Wake Forest chair spends three days on campus

Oct. 13, 2011


“I have come to believe that U.S. tort law is distinctive from the rest of the world,”said Michael D. Green, an expert in tort law. “I don’t think the rest of the world can learn much from our tort law.”

Green, a visiting scholar at Cleveland-Marshall College of Law, was speaking to students, faculty and the local legal community in the Moot Court Room on Oct. 3.

Each year the law school invites a scholar to spend three days at the school to interact with students, faculty and the legal community in Cleveland.

Green serves as the Bess and Walter Williams Distinguished Chair at the Wake Forest University School of Law. He is one of the country’s leading experts on tort law and works as a co-reporter for a publication of the American Law Institute.

Craig Boise, dean of the law school, said that the scholar engages the community with his/her leadership and scholarship.

Green’s lecture revolved around the American system of tort law. Tort law involves wrongdoings and duties owed to others as relief for those who have suffered from harmful acts.
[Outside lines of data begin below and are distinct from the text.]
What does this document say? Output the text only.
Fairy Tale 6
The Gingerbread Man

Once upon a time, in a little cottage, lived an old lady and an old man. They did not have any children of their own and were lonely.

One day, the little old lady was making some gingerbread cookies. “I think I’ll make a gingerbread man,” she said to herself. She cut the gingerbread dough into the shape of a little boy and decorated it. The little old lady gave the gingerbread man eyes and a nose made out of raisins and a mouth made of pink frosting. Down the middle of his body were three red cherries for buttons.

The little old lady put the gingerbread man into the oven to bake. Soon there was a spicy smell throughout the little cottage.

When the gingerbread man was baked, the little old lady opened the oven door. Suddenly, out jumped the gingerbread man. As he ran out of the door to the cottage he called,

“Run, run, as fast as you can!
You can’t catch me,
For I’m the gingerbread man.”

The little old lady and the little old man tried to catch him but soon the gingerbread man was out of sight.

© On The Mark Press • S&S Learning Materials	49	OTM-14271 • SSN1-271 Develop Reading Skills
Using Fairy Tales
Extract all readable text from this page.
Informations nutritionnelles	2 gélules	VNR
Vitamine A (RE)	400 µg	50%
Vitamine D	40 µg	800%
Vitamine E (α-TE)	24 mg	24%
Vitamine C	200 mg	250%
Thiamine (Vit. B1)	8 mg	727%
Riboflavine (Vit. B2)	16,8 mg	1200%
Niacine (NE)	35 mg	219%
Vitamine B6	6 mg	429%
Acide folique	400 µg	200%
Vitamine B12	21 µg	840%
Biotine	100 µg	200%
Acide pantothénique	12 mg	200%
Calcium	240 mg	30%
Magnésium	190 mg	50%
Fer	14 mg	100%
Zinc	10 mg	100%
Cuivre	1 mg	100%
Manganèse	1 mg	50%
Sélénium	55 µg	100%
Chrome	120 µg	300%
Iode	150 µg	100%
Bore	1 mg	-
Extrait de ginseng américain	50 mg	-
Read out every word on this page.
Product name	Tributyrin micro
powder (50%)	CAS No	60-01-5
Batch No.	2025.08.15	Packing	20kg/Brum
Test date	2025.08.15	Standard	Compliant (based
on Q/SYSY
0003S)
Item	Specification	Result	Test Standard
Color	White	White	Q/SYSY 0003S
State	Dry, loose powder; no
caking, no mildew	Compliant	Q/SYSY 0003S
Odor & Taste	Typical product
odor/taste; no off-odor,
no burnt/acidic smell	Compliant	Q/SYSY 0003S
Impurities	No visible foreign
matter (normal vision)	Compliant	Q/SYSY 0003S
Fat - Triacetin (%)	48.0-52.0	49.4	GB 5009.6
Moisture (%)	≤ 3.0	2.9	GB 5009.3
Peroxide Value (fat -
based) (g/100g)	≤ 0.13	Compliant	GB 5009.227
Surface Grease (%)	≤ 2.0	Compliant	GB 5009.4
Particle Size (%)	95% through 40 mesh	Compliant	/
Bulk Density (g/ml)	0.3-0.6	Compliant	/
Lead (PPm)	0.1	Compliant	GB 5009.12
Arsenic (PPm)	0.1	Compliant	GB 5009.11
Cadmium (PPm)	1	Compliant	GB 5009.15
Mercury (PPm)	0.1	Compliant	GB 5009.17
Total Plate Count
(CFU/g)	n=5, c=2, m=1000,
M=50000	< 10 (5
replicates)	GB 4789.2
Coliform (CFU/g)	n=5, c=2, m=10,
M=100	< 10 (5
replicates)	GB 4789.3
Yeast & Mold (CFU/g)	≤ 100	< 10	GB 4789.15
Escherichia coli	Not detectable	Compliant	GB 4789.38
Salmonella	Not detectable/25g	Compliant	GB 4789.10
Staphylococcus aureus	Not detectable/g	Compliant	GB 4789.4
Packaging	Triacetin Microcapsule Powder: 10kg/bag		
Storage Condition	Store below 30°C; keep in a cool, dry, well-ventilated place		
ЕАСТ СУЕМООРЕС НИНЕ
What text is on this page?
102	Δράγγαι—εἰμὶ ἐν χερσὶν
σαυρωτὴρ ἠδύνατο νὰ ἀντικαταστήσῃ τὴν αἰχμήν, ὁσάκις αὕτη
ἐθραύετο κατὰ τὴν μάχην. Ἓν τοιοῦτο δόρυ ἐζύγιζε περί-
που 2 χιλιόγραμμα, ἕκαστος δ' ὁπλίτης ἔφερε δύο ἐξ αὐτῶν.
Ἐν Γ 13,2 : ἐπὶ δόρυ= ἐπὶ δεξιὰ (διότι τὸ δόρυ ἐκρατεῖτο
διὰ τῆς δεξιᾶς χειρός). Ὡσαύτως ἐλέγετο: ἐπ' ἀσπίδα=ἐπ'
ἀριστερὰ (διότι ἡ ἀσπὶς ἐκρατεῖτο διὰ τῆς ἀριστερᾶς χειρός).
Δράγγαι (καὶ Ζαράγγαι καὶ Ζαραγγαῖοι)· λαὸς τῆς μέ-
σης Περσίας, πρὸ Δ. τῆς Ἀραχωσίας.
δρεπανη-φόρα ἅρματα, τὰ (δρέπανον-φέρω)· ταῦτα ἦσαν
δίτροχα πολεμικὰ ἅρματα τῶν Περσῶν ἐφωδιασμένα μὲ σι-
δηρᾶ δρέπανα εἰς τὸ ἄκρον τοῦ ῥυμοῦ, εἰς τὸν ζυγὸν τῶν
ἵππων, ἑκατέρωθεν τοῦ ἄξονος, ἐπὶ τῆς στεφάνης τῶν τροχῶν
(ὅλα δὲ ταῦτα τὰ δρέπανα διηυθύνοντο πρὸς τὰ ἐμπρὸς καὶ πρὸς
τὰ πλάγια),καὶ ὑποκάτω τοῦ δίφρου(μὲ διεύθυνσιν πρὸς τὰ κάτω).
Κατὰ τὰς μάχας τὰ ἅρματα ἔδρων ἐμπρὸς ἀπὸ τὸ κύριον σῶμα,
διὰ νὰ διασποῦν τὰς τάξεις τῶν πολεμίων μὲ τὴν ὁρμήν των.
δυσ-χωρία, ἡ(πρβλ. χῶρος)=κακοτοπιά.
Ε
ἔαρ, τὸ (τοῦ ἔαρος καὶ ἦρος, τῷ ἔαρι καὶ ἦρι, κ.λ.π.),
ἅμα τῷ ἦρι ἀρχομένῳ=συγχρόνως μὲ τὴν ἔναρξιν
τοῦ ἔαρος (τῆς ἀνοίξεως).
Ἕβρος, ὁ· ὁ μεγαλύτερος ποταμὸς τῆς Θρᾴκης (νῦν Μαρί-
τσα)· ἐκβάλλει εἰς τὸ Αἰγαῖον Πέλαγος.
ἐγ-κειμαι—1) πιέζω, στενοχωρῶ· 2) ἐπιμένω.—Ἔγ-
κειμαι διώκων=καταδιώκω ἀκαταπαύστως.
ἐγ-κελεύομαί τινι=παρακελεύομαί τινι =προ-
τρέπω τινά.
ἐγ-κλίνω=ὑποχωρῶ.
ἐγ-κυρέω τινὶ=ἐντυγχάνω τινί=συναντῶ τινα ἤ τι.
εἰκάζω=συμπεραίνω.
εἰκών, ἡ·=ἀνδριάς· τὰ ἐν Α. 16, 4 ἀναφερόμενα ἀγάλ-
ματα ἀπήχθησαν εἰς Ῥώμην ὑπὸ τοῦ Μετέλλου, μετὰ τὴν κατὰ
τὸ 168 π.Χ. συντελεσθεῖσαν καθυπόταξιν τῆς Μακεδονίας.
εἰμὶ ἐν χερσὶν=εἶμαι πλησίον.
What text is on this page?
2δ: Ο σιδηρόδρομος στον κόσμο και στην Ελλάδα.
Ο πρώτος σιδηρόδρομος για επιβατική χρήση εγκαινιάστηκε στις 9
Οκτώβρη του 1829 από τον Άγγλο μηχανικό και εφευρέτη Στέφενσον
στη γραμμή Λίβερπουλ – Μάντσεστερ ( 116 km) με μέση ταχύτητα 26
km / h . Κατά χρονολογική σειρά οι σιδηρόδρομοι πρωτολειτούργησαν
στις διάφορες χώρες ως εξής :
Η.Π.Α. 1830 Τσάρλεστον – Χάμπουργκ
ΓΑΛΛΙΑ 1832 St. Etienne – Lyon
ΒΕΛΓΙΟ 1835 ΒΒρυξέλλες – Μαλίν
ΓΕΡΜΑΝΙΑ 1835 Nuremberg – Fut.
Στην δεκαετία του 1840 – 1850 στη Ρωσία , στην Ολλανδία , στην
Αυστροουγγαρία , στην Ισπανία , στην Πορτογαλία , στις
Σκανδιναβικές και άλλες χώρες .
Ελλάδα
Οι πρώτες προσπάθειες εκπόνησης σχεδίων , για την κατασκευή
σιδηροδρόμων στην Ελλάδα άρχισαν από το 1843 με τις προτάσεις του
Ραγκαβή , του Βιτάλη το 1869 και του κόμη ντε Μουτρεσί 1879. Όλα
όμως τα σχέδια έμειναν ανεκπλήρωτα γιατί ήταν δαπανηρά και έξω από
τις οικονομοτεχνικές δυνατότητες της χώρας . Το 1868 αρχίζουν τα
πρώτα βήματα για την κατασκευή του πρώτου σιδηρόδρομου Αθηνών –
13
He compared the U.S. tort law with similar laws in other parts of the world. Green explained that according to tort law, it is not only a legal, but also a moral obligation to adhere to duty of care.

Duty of care is a standard of reasonable care while performing acts that could potentially also harm others. Green explained that everyone is expected to owe a duty to everyone else by moral obligation.

Green went on to say that because of this system, the judge often takes the case away from the jury by ruling there is no duty owed. This allows the judge to have the final say in the case, instead of the jury deciding on the details of a case.

“I think when judges use no duty to take away power from a jury, it results in inconsistency in jurisdiction, bewildering statements and court opinions about duty,” Green stated.

A brief question and answer session followed the lecture. One faculty member questioned when duty should be used as a defense in a case. Green commented that it is important to articulate what duty means, and courts should only withdraw duty in extreme cases.

When asked about consistency within the court, Green said that inconsistent outcomes will develop if all cases are handed to a jury.

He cited a case in which five different juries heard the same testimonies during an asbestos case, and the juries were “all over the place” when asked to answer hard questions and provide a verdict.

“That’s inconsistency, and it’s a downside that we face,” Green said.

A reception followed the lecture in the law school’s lobby.

Cleveland State created the Visiting Scholar Program partly through the contributions of Baker Hostetler, a law firm based in Cleveland.

Baker Hostetler made an endowment 22 years ago to the law school which provided merit-based scholarships and the creation of the program.